Like many people, moved by watching the television series Blue Planet and the affects of plastic on the ocean, I felt compelled to make some changes in my life. 2050 is not that far off. However, when we make environmentally friendly choices, are we always seeing the bigger picture?
I watched videos on how to live plastic free and I read blogs too, and I vowed to make changes. I refused straws in restaurants and bars, I made sure that I always had a bag with me when I went shopping and I bought a shampoo bar. I felt pleased with these changes, and it honestly became quite addictive early on. However, I started to realise with some things that whilst I was doing good in one way, the product could also be a hindrance in another way.
I’m not for one minute advocating that plastic is always the solution; or that by buying the environmentally friendly version, a person is not making a ‘better choice’; or that we should stop making small changes to contribute towards a more sustainable planet. However, a nagging thought, wonders whether we are not seeing the bigger picture.
For example, some products whilst they are biodegradable, they are shipped to the consumer’s doorstep. The war on plastics is won, but what about the carbon footprint of that delivery, and each delivery thereafter? Making the house completely plastic free, so does this mean throwing out the reusable tupperware for metal containers? The glass bottles and jars (yes, often the lids are made of plastic) have a heavier mass than their plastic competitors. Reusable sanitary products, including nappies, what must the effect of boil washes have on the environment?
Recently, I went to a well known worldwide chain of sandwich makers. In the store that I was in, I was automatically given a plastic bagged sandwich. Some of my eco-warrior friends would have taken a stand and never visited that eatery again. If we stop and think for a minute, it was a practical decision taken because I was hungry and it would have taken 20 minutes to go home and make lunch. Also, it’s a business yes, but it’s also a job for someone and if a business isn’t successful employees are let go. Furthermore, by taking a stand to not spend my money there, what impact would I have had? Two customers lost, when a million customers could have been reached.
Instead, would the solution not be that they could have given me a paper bag? The life of that plastic bag, from the minute it was in my hands, was literally the time it took to eat my sandwich. Then, like most customers there that day, I threw the bag in the bin. I had no further use for that plastic sandwich bag. Some would say that I didn’t need a bag at all, and I would agree on that occasion because I was eating at one of their tables, so I didn’t need a bag. However, the bag would have been useful if the sandwich were to be taken away. What would make the bigger impact?

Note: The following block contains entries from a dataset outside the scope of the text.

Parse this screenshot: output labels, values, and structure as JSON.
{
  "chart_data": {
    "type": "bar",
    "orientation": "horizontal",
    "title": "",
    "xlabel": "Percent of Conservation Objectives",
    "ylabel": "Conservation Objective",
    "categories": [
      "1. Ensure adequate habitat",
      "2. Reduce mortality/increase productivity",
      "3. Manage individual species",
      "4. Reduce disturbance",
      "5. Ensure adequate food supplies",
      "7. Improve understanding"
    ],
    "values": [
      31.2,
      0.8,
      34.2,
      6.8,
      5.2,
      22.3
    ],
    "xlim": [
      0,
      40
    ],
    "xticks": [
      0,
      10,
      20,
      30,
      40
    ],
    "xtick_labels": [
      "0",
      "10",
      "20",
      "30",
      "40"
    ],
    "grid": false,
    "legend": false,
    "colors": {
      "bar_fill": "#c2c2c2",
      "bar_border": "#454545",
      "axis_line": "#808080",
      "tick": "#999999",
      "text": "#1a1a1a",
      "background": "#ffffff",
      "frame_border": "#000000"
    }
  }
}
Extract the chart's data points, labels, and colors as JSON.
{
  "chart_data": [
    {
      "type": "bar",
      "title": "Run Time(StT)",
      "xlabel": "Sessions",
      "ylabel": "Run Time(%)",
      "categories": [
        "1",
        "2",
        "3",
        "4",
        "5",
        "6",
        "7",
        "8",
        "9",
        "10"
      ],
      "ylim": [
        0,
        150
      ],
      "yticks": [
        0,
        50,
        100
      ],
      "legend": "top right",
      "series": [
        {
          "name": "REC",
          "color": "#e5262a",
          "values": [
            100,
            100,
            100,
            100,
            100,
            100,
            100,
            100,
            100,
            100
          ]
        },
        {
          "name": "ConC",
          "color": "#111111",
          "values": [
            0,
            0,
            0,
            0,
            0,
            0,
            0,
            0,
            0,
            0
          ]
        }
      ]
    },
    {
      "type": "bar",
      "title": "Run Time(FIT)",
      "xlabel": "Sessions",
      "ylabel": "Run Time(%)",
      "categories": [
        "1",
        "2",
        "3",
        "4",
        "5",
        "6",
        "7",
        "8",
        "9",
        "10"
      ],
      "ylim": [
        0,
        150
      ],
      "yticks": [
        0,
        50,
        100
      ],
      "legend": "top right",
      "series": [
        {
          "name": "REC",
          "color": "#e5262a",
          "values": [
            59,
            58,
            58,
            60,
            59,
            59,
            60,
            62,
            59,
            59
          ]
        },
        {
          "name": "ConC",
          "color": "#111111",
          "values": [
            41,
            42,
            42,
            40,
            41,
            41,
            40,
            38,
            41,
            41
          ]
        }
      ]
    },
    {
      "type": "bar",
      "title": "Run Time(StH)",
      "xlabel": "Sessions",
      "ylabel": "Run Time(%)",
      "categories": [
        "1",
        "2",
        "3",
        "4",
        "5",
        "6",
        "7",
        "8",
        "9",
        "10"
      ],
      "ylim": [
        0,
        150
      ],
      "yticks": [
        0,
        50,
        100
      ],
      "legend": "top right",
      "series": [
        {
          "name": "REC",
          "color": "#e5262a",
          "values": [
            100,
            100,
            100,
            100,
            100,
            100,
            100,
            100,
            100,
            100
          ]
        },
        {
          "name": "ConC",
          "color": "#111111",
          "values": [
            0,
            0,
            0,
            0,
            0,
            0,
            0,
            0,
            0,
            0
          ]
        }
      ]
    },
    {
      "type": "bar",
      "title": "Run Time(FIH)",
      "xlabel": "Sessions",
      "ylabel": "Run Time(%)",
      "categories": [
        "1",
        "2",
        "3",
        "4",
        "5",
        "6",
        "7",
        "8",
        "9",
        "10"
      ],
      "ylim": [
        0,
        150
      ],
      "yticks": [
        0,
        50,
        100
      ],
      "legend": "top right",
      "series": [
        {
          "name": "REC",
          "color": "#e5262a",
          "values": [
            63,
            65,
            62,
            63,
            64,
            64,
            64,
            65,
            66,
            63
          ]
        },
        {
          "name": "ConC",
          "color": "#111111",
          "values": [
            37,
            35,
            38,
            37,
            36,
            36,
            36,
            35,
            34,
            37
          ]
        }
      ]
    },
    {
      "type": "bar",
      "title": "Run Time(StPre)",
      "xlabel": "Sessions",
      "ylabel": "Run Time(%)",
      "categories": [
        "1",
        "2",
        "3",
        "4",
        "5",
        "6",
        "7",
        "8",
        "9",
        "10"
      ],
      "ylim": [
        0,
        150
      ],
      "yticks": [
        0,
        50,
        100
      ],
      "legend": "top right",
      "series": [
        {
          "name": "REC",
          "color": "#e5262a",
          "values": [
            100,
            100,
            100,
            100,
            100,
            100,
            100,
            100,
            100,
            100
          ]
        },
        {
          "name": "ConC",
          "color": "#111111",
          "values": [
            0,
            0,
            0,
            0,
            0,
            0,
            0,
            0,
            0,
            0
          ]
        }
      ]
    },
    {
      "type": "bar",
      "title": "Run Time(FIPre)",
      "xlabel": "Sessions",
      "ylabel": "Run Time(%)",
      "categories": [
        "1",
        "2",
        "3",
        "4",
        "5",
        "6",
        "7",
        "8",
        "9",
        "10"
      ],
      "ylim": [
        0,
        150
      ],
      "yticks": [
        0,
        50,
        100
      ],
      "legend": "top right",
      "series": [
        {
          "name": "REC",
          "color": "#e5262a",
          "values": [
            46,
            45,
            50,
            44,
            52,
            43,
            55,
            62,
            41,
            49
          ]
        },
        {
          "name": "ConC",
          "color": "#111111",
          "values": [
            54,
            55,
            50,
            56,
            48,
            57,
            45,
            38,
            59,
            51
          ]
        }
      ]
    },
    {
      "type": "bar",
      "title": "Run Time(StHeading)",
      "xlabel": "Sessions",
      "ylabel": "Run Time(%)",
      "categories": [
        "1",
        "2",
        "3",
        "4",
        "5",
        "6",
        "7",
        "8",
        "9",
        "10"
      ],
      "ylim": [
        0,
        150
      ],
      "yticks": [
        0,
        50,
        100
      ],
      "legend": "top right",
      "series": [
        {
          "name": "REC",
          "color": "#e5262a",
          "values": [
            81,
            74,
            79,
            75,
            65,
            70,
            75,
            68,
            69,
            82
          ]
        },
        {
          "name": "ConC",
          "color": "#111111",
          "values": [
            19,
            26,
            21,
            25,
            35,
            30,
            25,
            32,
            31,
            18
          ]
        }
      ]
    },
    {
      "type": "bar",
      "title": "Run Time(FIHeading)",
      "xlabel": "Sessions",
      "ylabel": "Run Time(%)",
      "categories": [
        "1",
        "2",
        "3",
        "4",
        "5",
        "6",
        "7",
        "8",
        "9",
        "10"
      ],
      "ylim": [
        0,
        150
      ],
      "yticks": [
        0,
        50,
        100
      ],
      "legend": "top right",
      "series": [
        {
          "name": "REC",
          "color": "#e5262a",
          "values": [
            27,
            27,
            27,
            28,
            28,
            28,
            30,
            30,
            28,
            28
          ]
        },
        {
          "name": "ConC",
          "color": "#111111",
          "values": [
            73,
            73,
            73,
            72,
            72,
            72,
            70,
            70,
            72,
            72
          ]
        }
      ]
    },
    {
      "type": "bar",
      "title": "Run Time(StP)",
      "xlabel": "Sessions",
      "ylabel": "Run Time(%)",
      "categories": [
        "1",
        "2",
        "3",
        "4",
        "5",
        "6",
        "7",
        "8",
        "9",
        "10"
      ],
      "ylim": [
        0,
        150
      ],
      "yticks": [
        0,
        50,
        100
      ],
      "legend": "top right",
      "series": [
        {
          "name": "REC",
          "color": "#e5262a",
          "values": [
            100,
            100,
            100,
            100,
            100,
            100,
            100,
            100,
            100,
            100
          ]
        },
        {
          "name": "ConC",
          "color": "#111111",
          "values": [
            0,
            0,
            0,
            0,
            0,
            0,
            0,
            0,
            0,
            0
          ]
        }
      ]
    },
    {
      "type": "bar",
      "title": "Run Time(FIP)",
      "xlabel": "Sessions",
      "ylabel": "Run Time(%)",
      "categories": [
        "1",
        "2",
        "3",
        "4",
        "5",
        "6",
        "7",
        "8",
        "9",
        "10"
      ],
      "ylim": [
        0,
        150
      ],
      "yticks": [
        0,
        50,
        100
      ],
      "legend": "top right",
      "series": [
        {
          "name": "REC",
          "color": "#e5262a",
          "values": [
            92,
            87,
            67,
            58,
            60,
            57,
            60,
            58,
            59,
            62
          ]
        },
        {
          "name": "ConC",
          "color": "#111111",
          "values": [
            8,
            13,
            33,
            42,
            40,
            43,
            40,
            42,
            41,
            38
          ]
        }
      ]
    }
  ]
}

There are many more examples and solutions that I could give, and I am sure many people could towards making products eco friendly, and often packaging would be the place to start. However, I as a consumer feel that the burden is often placed upon us, when the bigger impact would be from the corporations, making some often simple changes. If they made the first step in rethinking packaging, or carbon footprint would this not be a larger commitment to a more sustainable planet?